The Stochastic Blockmodel (Holland et al, 1983) is one model for random graphs. Under this model, each node is assigned a value \(z(i) \in \{1, \dots, k\}\). These values are sampled iid from the multinomial\((\pi_1, \dots, \pi_k)\) distribution. Conditional on these assignements, the edges are independent and the probability of an edge between \(i\) and \(j\) depends only on \(z(i)\) and \(z(j)\). Using the “exact representation” for a weighted graph, \[E(A|z) = ZBZ^T\] for the \(k\times k\) matrix \(B\) that contains the probabilities. We can then study the leading eigenvectors of the “population” version of \(L_{sym}\), defined as \(\mathcal{L}_{sym} = E(D|z)^{-1/2} E(A|z) E(D|z) ^{-1/2}\). By the arguments above, these “population” eigenvectors exactly reveal the block membership. So, running k-means on the population eigenvectors reveals the true blocks. Of course, we do not observe \(E(A|z)\), only \(A\). Because \(A\) is random, the leading eigenvectors of \(L_{sym}\) are random vectors. Under certain conditions, these eigenvectors are close to the population eigenvectors. The basic argument bounds the spectral norm, \(\|A - E(A|z)\|\) and extends this through to the eigenvectors using the Davis-Kahan theorem (e.g. see here). To bound the spectral norm, use the fact that \(A\) can be expressed as a sum of \(\choose{n 2}\) idendendent matrices (one for each edge). Then, apply theorems that show sums of random matrices concentrate around their expectation. For example, see this paper.

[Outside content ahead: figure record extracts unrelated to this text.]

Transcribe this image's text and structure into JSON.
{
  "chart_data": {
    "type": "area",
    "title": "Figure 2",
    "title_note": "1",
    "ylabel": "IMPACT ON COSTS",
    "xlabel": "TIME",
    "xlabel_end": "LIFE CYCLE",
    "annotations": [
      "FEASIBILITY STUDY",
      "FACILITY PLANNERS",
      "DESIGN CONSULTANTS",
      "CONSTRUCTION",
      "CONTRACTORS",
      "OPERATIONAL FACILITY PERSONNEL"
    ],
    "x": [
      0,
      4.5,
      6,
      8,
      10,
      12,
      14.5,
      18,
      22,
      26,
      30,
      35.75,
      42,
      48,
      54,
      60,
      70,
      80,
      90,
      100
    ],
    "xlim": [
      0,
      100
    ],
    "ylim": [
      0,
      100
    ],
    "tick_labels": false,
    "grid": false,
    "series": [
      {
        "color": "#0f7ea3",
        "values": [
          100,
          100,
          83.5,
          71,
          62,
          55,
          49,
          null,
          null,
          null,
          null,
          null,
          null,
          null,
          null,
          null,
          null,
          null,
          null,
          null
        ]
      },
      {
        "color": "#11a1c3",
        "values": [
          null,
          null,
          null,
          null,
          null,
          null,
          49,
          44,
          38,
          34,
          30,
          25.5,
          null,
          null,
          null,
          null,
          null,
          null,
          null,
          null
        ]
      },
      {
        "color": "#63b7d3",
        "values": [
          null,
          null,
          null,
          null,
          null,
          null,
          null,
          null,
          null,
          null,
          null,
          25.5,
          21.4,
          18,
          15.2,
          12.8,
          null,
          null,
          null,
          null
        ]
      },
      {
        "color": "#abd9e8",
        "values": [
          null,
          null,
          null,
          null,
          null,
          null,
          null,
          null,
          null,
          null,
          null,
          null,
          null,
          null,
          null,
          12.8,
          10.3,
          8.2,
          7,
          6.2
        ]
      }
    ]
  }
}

The Stochastic Blockmodel (SBM) has been generalized in several ways, the Degree-corrected SBM allows for heterogeneous degrees. Under this model, you see why normalization of the rows of the eigenvector matrix is important. SCORE] studies the eigenvectors of \(A\). We studied the regularized version of \(L_{sym}\) under the DC-SBM in this paper. Overlapping SBM’s and Mixed membership SBM’s encode some concepts that allow for nodes to have multiple or partial memberships in different groups; as far as I know, these models have not yet been studied under spectral techniques. That doesn’t mean we haven’t tried! Happy to talk more about this in office hours.